Is anyone else tired of the “we’re all to blame for this mess” meme that has been deployed by the people principally responsible for the ongoing financial meltdown? Here’s an especially cutesy version of it by Joel Stein–don’t blame the immediate past President of the U.S., don’t blame the bankers, blame people who bought “tasting menus and backyard bouncy castles”–that is, Jane and Joe Q. Middle-Class Public.
It’s terribly fashionable these days to ridicule people for being “upside-down” in mortgages for houses that can’t be sold at any price these days. I know that my flabber was regularly gasted by stories of people who make about what I do getting mortgages for $300,00 and $400,000 homes. But we hear very little about why residential real estate went up so much in the 2000s, and why homes that could be had in the $150,000-$200,000 range in some neighborhoods nearly doubled in price in less than a decade (and make that “nearly tripled” in some places in California.)

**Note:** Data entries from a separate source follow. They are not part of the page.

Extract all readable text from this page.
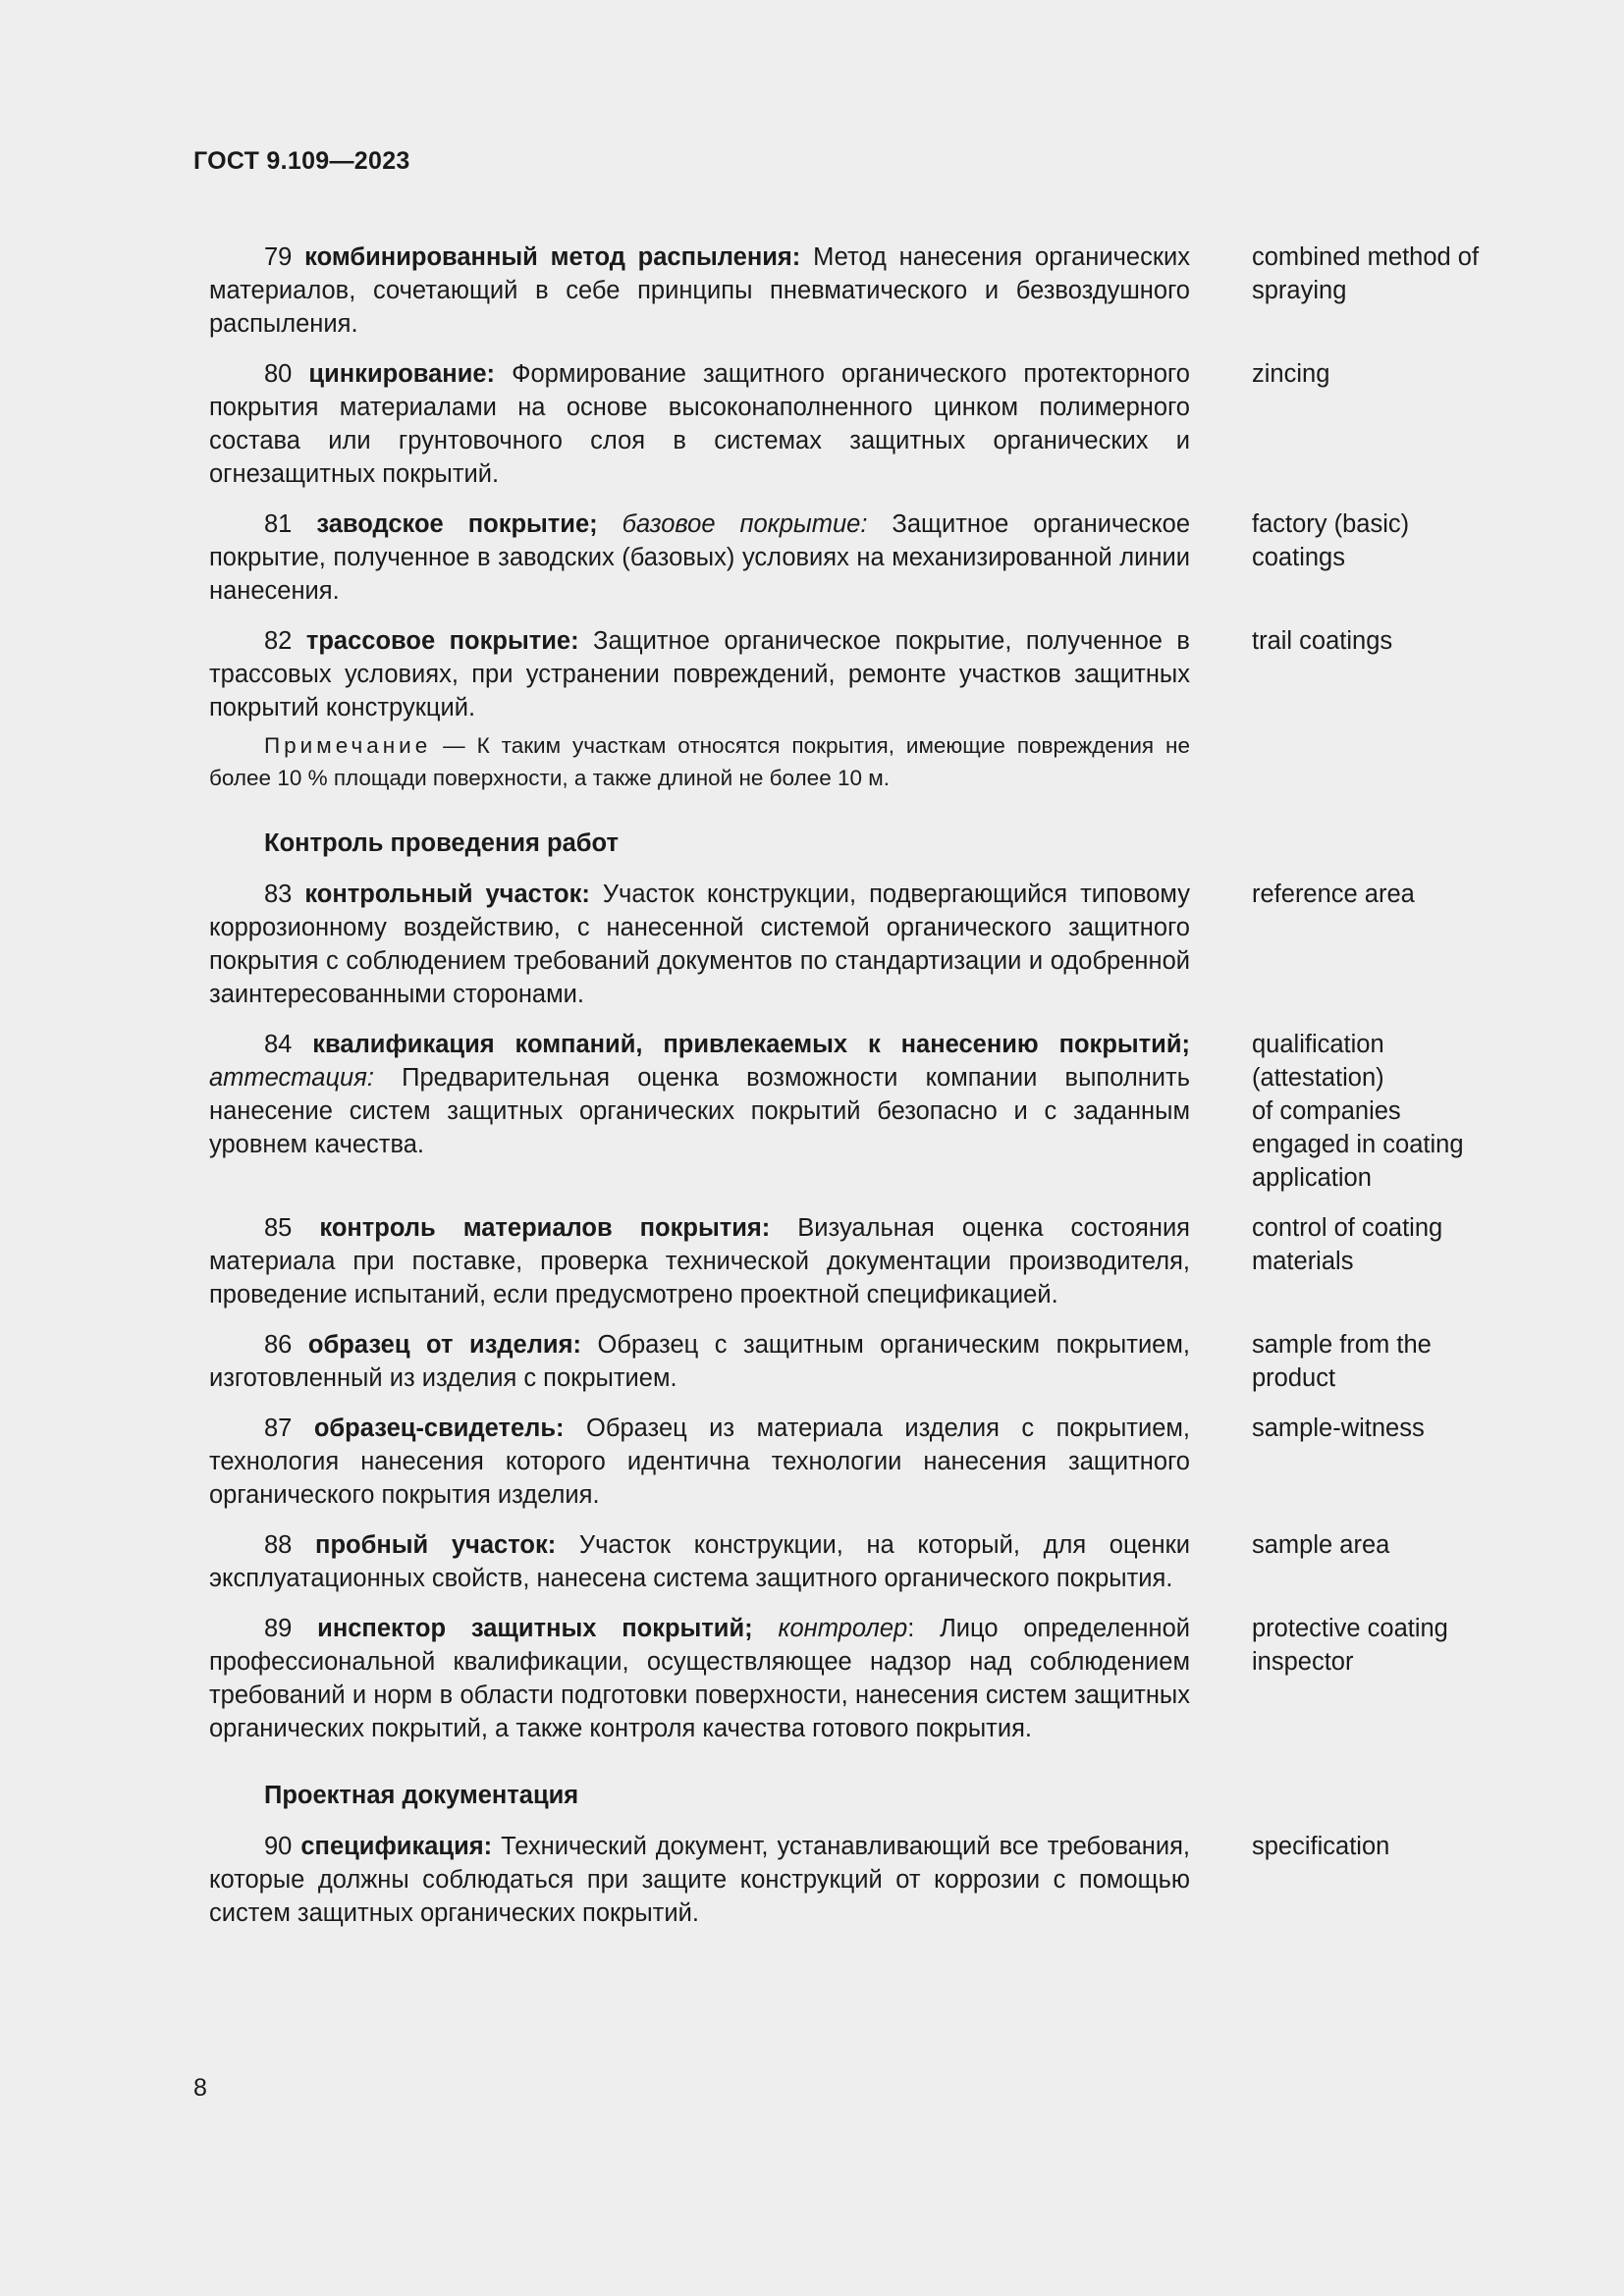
ГОСТ 9.109—2023
79 комбинированный метод распыления: Метод нанесения органических материалов, сочетающий в себе принципы пневматического и безвоздушного распыления.
combined method of spraying
80 цинкирование: Формирование защитного органического протекторного покрытия материалами на основе высоконаполненного цинком полимерного состава или грунтовочного слоя в системах защитных органических и огнезащитных покрытий.
zincing
81 заводское покрытие; базовое покрытие: Защитное органическое покрытие, полученное в заводских (базовых) условиях на механизированной линии нанесения.
factory (basic)
coatings
82 трассовое покрытие: Защитное органическое покрытие, полученное в трассовых условиях, при устранении повреждений, ремонте участков защитных покрытий конструкций.
trail coatings
Примечание — К таким участкам относятся покрытия, имеющие повреждения не более 10 % площади поверхности, а также длиной не более 10 м.
Контроль проведения работ
83 контрольный участок: Участок конструкции, подвергающийся типовому коррозионному воздействию, с нанесенной системой органического защитного покрытия с соблюдением требований документов по стандартизации и одобренной заинтересованными сторонами.
reference area
84 квалификация компаний, привлекаемых к нанесению покрытий; аттестация: Предварительная оценка возможности компании выполнить нанесение систем защитных органических покрытий безопасно и с заданным уровнем качества.
qualification
(attestation)
of companies
engaged in coating
application
85 контроль материалов покрытия: Визуальная оценка состояния материала при поставке, проверка технической документации производителя, проведение испытаний, если предусмотрено проектной спецификацией.
control of coating
materials
86 образец от изделия: Образец с защитным органическим покрытием, изготовленный из изделия с покрытием.
sample from the
product
87 образец-свидетель: Образец из материала изделия с покрытием, технология нанесения которого идентична технологии нанесения защитного органического покрытия изделия.
sample-witness
88 пробный участок: Участок конструкции, на который, для оценки эксплуатационных свойств, нанесена система защитного органического покрытия.
sample area
89 инспектор защитных покрытий; контролер: Лицо определенной профессиональной квалификации, осуществляющее надзор над соблюдением требований и норм в области подготовки поверхности, нанесения систем защитных органических покрытий, а также контроля качества готового покрытия.
protective coating
inspector
Проектная документация
90 спецификация: Технический документ, устанавливающий все требования, которые должны соблюдаться при защите конструкций от коррозии с помощью систем защитных органических покрытий.
specification
8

The key here is that it was only some neighborhoods that went through the roof, and my guess is that much of the speculation was driven by the parental frenzy to live in a “good” school district. I think this analysis of Connecticut real estate prices and school test scores is a tale that can be told about a lot of American cities, towns, and neighborhoods in the 2000s. I’ve always thought that the “No Child Left Behind” was a huge racket and a right-wing twofer of privatization and attacks on unions (unions that disproportionately serve women workers, too, so make that a threefer): NCLB funneled public money to private testing companies in return for clubs with which to beat teachers and the teacher’s unions. Now it appears that it may also have contributed to the absurd runup in real estate prices that have buried the middle class. Great idea! It all makes so much sense if you want to turn public schools into tools designed to destabilize people’s faith in government, rather than to, you know, educate children. If public education were adequately funded everywhere, instead of in just some school districts, then maybe we’d not only have better schools for everyone, the cost of housing wouldn’t drive working- and middle-class people into a ditch.
Now, to return to those “tasting menus and backyard bouncy castles:” does Stein really think that that’s where most American consumer debt is? Because everything I’ve read recently–and if you’re a sentient being who’s been in a retail establishment lately–says that buying stuff is not the problem for most of us. Consumer goods are embarrassingly inexpensive these days, because most of them are made in developing countries by workers who may not even be free, let alone paid a decent wage to work in a safe environment. Medical debt is a large part of the problem in the U.S., where access to health care is not a civil right People who are uninsured or badly or unscrupulously insured have to pay those bills somehow, and hospitals loves them the Visa and the old MC. (By the way, everythink I learned about this–not much, I admit–I learned at the knee of Elizabeth Warren. Check her out.)
There are some things government doesn’t do well–like, for example, waging bullcrap wars on “drugs” and on “terror.” (Can we have a War on Euphemism next, please?) There are other things that make sense to do collectively and democratically, like health care and K-12 education. We’ve tried privatization and “accountability” for third-grade teachers making $35,000 a year but not for Wall Street bankers making $35 million, and more–tell me again: how’s that working out for us?